Tuesday, May 13, 2003

Here's one to send in to Hollywood Idiots or whatever that website is called: it's rebel singer Patti Smith, now 57 and looking it. Yeah, right, Patti, how really rebellious is someone who's still living off the royalties from her only hit song, which is a Springsteen cover, for Chrissakes? Anyway, Patti's in town to, get this, read seven poems, "accompanied by guitarist Oliver Ray." By the way, they refer to her as the one who "introduced punk to the United States." Wrong again. Punk is an American invention. The Ramones introduced it into Britain. All that stupid shit about, like, getting half your hair shaved off and sticking a safety pin through your eyelid and sewing pork chops to your bowling shirt and gobbing on the dance floor and spouting nihilistic bullshit and naming yourself "Billy Christ" and whatever else punk culture was, agreed, that's British, but the music is American in origin.

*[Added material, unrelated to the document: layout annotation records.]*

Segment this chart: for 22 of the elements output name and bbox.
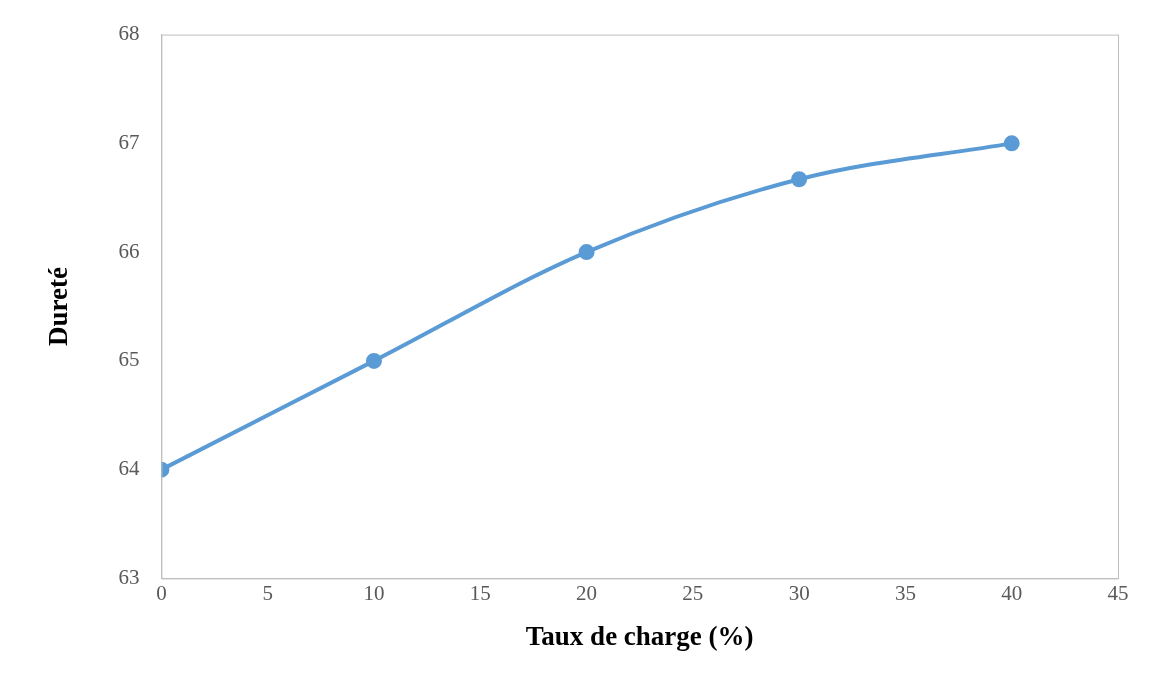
y-tick-label: 63 — [118, 564, 140, 589]
y-tick-label: 67 — [118, 129, 140, 154]
x-tick-label: 30 — [788, 580, 810, 605]
x-tick-label: 20 — [576, 580, 598, 605]
point — [578, 244, 595, 261]
x-tick-label: 35 — [894, 580, 916, 605]
x-tick-label: 10 — [363, 580, 385, 605]
x-tick-label: 45 — [1107, 580, 1129, 605]
y-tick-label: 64 — [118, 456, 140, 481]
y-tick-label: 68 — [118, 21, 140, 46]
x-tick-label: 15 — [469, 580, 491, 605]
x-tick-label: 5 — [262, 580, 273, 605]
y-axis-title: Dureté — [43, 267, 74, 346]
x-tick-label: 0 — [156, 580, 167, 605]
y-tick-label: 65 — [118, 347, 140, 372]
point — [791, 171, 808, 188]
x-tick-label: 40 — [1001, 580, 1023, 605]
point — [1003, 135, 1020, 152]
y-tick-label: 66 — [118, 238, 140, 263]
x-axis-title: Taux de charge (%) — [525, 620, 754, 651]
x-tick-label: 25 — [682, 580, 704, 605]
point — [365, 352, 382, 369]
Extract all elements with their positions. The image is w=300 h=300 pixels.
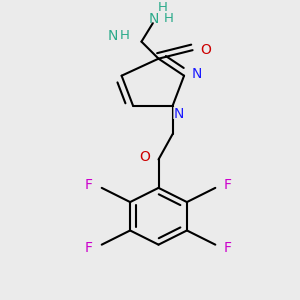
Text: N: N	[107, 28, 119, 44]
Text: F: F	[84, 178, 94, 193]
Text: F: F	[85, 241, 93, 254]
Text: F: F	[84, 240, 94, 255]
Text: O: O	[199, 43, 212, 58]
Text: N: N	[108, 29, 118, 43]
Text: H: H	[164, 12, 173, 26]
Text: N: N	[190, 67, 203, 82]
Text: N: N	[148, 11, 161, 26]
Text: F: F	[223, 178, 233, 193]
Text: H: H	[119, 29, 129, 43]
Text: H: H	[157, 0, 169, 15]
Text: O: O	[138, 149, 151, 164]
Text: N: N	[149, 12, 159, 26]
Text: F: F	[223, 240, 233, 255]
Text: N: N	[173, 107, 184, 121]
Text: F: F	[224, 178, 232, 192]
Text: F: F	[224, 241, 232, 254]
Text: O: O	[139, 150, 150, 164]
Text: N: N	[172, 106, 185, 122]
Text: H: H	[118, 28, 130, 44]
Text: H: H	[158, 1, 168, 14]
Text: O: O	[200, 43, 211, 57]
Text: H: H	[162, 11, 175, 26]
Text: N: N	[192, 67, 202, 81]
Text: F: F	[85, 178, 93, 192]
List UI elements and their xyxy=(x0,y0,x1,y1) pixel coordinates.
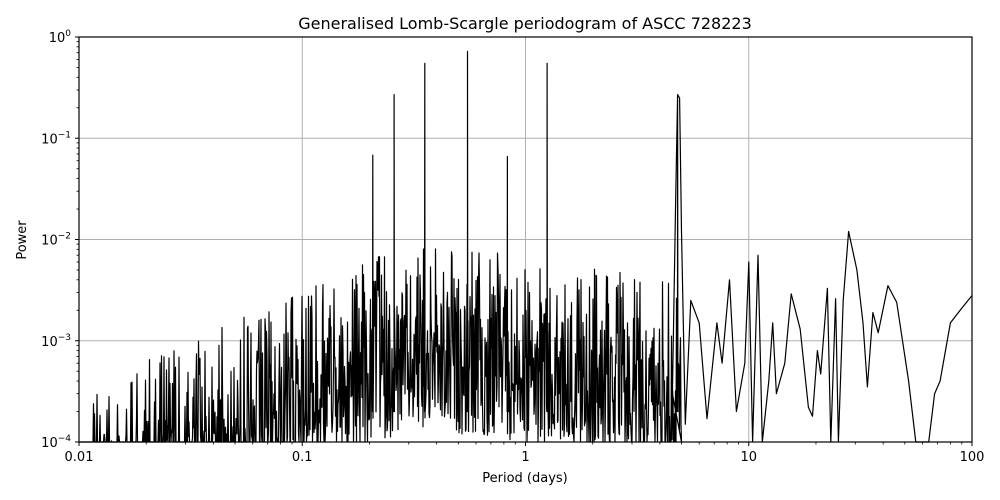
chart-title: Generalised Lomb-Scargle periodogram of … xyxy=(298,14,752,33)
x-tick-label: 1 xyxy=(521,450,529,465)
x-tick-label: 0.01 xyxy=(65,450,94,465)
y-tick-label: 10−2 xyxy=(41,232,71,249)
x-axis-ticks: 0.01 0.1 1 10 100 xyxy=(65,442,985,465)
x-axis-label: Period (days) xyxy=(482,471,568,486)
y-axis-label: Power xyxy=(15,220,30,260)
y-tick-label: 10−1 xyxy=(41,130,71,147)
x-tick-label: 10 xyxy=(740,450,757,465)
x-tick-label: 100 xyxy=(960,450,985,465)
y-tick-label: 10−3 xyxy=(41,333,71,350)
grid-lines xyxy=(79,37,972,442)
y-tick-label: 100 xyxy=(49,29,72,46)
periodogram-curve xyxy=(78,50,973,443)
y-tick-label: 10−4 xyxy=(41,434,71,451)
y-axis-ticks: 10−4 10−3 10−2 10−1 100 xyxy=(41,29,79,451)
x-tick-label: 0.1 xyxy=(292,450,313,465)
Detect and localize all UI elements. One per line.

Anyway, they interviewed Patti (not the one who sang "The Warrior", the one who sang "Because the Night") in the Vangua today. Here goes...

Q. Poetry as a weapon of agitation has a long tradition in your country, at least among more enlightened circles.
A. Yes, but now we're going through a critical moment, not only in my country but in the rest of the world. That's why I think one of the most interesting and exciting movements is antiglobalization. Really, it's the only one that has a planetary dimension, and it is mobilizing many more people than the powerful thought. And in my country too, it's even worse, with all the people who are in opposition to something, more than ever after 9-11, are criminalized; I'm envious of Europe. Look, I was at the demonstration in Paris and I didn't see any police; in London, the same thing; in Spain, same thing. On the other hand, in the United States the people who are opposed to the war and to Bush's government feel intimidated, even physically intimidated. That is the difference, the tragic difference.

Q. Doubtlessly, you've been accused more than once of being antipatriotic.
A. Sometimes it seems that dissenting poets are the greatest terrorists in my country. I think the true patriot is someone who fights for freedom, which is something that makes up the history of my own country. From this point of view, President Bush is not a patriot but a nationalist, someone who doesn't care about other people's freedom.

Q. In a country like yours, where the citizens do not seem to be big fans of reading, poetry is not a weapon with a great future.
A. Poetry has a growing audience, very concentrated, that's true. I don't distinguish between read poetry and sung poetry, which is what I do. The role of the poet in this world in this sense is very necessary now because we need a critical voice about the Pandora's Box that the Iraq war has opened up, a catastrophe that the American public is viewing, anesthetized by the government and the media.


Right. Poets who speak against the government in America are criminalized. My ass. It's Cuba where people, including poets, who speak against the government are actually IMPRISONED. As for poets in America, I think we've jailed a total of one, Ezra Pound, for collaborating with Mussolini's Fascists, and that was like sixty years ago. If you want to call Thoreau a poet, fine, he spent a night in jail once. BFD. Walt Whitman likely got picked up for soliciting sailors at one time or another. Edgar Allan Poe, Stephen Crane, and Dylan Thomas, who wasn't even ours, and Brendan Behan, who wasn't either, probably got thrown into one drunk tank or another a few times.

Also, it's about time we came up with a couple of literary reference metaphors better than "opening up Pandora's Box" and "the emperor has no clothes". I am heartily sick of both of these.